Denn sie behandeln ihn so, wie sie die Welt erfahren haben. Wie sie das erfahren haben, von dem sie existentiell abhängen. Und weil die Menschen heute, von Kindheit an, das Leben und die Welt als "zur Verfügung bereit gestellt" erfahren, sodaß sie sich nur daran bedienen müssen, ja, daß sie nur fordern müssen, schon springt es, so ist ihr bewußtes Gottesbild auch davon geprägt. Der Gott der "Energie" ist einer Steckdose vergleichbar, in der er jederzeit der persönlichen Verfügung dient. Es liegt nur an mir. Er ist "Gestell", im Heideggerschen Sinn, er ist eine disponible Ware.

Wenn aber etwas disponibel ist, so macht es keinen Sinn, von "Gott" zu sprechen. Denn dann unterliegt es nicht einmal der Freiheit, dann unterliegt es meiner eigenen Willkür, dann ist es "unter" mir. Dann gibt es gar keinen Gott mehr, denn dann ist jeder Begriff davon unsinnig.

Es steckt also hinter diesem Begriff - Nihilismus. Bestenfalls die Kuriosita eines esoterischen "huch!-nicht-Sichtbaren", bei dem einen derselbe Schauer über den Rücken läuft, den man empfindet, wenn man sich etwa einen Horrorfilm ansieht. Der genau von derselben psychischen Sensation lebt, die aber nie in die tiefste Existentialität reicht. Denn es bleibt beim im Grunde Handhabbaren, oder in dieser Handhabbarmachung Erlernbaren. Es zeigt sich darin, daß es keinen Kult mehr gibt, sondern "Prozedere", Ablaufrichtlinien, Methoden, an die man sich zu halten hat, um sich seiner zu versichern. 

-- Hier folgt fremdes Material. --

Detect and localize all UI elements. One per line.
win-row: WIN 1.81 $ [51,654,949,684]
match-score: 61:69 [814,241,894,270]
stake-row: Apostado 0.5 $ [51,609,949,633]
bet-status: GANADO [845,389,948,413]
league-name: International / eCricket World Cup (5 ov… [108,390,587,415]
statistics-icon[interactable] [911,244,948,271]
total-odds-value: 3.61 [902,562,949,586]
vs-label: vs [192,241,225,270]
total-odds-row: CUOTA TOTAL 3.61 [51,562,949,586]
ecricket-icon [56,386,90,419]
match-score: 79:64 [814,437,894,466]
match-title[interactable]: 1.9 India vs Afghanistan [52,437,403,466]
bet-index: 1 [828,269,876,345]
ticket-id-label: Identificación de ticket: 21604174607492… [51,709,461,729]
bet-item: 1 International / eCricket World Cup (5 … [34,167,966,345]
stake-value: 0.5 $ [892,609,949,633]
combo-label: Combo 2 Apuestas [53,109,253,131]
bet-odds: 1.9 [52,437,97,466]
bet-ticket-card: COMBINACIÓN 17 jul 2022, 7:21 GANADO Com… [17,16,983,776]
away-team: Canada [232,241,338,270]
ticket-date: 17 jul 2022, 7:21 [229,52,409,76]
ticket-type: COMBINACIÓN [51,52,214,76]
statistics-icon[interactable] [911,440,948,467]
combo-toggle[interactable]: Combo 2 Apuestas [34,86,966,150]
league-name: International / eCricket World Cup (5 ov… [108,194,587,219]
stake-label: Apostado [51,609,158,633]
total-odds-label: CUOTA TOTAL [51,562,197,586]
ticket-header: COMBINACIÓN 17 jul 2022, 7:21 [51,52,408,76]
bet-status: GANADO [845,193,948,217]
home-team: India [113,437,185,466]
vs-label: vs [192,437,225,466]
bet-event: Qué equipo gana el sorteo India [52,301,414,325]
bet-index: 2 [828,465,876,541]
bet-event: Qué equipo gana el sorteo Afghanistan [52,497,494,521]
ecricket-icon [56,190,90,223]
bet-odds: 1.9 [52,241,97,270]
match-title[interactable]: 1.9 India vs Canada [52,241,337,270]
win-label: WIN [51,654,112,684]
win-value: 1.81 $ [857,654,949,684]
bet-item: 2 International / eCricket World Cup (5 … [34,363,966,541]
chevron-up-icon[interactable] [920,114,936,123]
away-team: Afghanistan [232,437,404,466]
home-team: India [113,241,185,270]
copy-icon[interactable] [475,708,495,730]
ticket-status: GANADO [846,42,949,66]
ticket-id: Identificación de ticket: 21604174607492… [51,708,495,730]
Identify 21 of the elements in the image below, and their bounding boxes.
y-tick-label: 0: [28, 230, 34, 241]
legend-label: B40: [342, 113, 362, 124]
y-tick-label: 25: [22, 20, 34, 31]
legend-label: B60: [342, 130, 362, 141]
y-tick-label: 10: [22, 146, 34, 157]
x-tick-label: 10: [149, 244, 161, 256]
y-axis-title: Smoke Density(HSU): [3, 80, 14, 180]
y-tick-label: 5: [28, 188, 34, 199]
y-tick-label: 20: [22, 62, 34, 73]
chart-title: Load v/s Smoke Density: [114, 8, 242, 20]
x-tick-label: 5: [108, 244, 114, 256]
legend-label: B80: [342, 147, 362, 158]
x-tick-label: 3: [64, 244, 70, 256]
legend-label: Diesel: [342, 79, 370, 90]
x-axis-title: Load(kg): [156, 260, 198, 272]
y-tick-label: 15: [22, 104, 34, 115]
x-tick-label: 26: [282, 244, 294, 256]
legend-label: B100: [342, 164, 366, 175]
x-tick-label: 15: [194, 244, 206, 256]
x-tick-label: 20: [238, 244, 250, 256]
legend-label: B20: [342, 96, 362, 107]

(In diesem Punkt zeigt sich also, daß die Technik die Lieblingsschwester der Magie ist, die keineswegs am Anfang, sondern am Ende einer Kultur und damit einer Religion steht. Denn Kultur erwächst NUR aus der Religion, aus dem Kult, der die Grundbewegung und -haltung dem Sein gegenüber zur Wurzel alles "profanen" Tuns macht. Aus sonst nichts.)

Dieser Gottesbegriff s. o. ist also ein Ausfluß einer Weltsicht, die sich keinem Gott gegenüber mehr verantwortlich sieht, weil es ihn gar nicht als Bezugspunkt gibt.

Wozu auch, wo er doch meiner Verfügung unterliegt? Die alles, worum es im Leben geht, der eigenen Verfügbarkeit unterstellt.